Wilson River Still Pumping Out Big Hatchery Fish

By Big Dave Manners | 03/22/2013

I know this is going to sound similar to what’s been going on north of here in Washington, but in the Tillamook area we seen fewer steelhead, yet the average fish is much bigger this season. Our steelhead have averaged 11-13 pounds, we’ve seen lots of fish over 15 and more in the 20 pound range than we’ve had in recent years (including a 25-pound fish last week). There sure weren’t as many fish this year, but they are bigger.

It’s kind of interesting, but what we haven’t had and are just starting to get some now, is little, cookie-cut seven-pound hatchery fish. Most of the year has been defined with big, hatchery fish and more of them on the Wilson River. I have no idea why it’s been this way, but love catching big fish.


While we are closing in on the tail end of our steelhead season here on the Wilson. I’m going to fish through April 15 before switching to springers. I still think we’ll have fish coming in through the middle of April. And, your downriver fish will start to come down in the next few weeks. There’s still fish around. By the end of this month there won’t be that many people fishing around here because people go springer fish. However, in April we’ll have downers and some fresh and not much pressure. It’s a great time to fish without battling crowds.

I’ll be fishing jigs and roe. Later in the season I’ll be running mostly natural BorX O Fire eggs, because the downriver fish and the fresh fish will pick them up. Sometimes your downriver fish don’t like hot eggs, which is partially why stick to the natural. Tomorrow I’ll be fishing colored eggs because the Wilson is just coming back in, but under normal water conditions I’ll be using natural.


The lower and clearer the Wilson gets the smaller the bait needs to be, the smaller the hook and the smaller the line. When it was super clear last week I used 6-pound fluorocarbon with a size-two hook, but that’s the smallest I’ll go. When I do this I’ll use a pinky size glob of roe.

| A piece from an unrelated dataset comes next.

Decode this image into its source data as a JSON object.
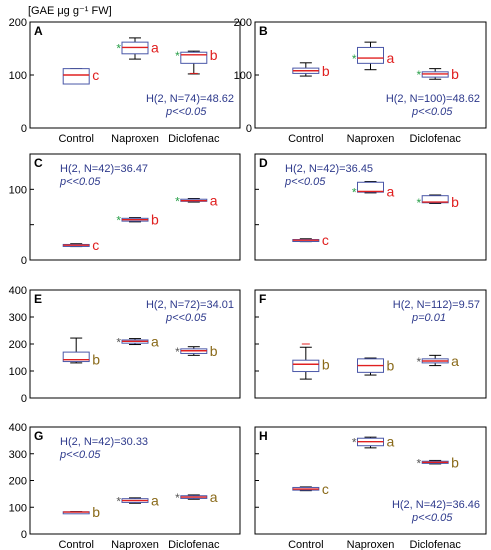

If we get any higher water conditions I’ll switch to orange BorX O Fire after soaking them in natural Fire Brine. I turn to the orange when water clarity goes down to two to three feet. If visibility is more than three feet we’ll use natural colored eggs.

However, late in the season if I’m running two or three guys I’ll also run a jig rod, normally with some type of a black jig with a white or pink head. I like ¼ ounce jigs. The darker colors seem to work well later in the season.


Late in the season standard stuff remains. In high water we’ll be fishing on the edges of the deep holes and in tailouts. In low, clear water I’ll still fish the tailouts, but I’ll stick to the green deeper pockets and some of your deeper water. The Wilson isn’t a big deep river. If it’s low and we are fishing at five-feet or under (Wilson River level) a deep hole is probably defined as a 10-foot hole and there aren’t very many of them. Guys who know the river know where I’m talking about. We’ll also fish in broken water where there’s current and riffles.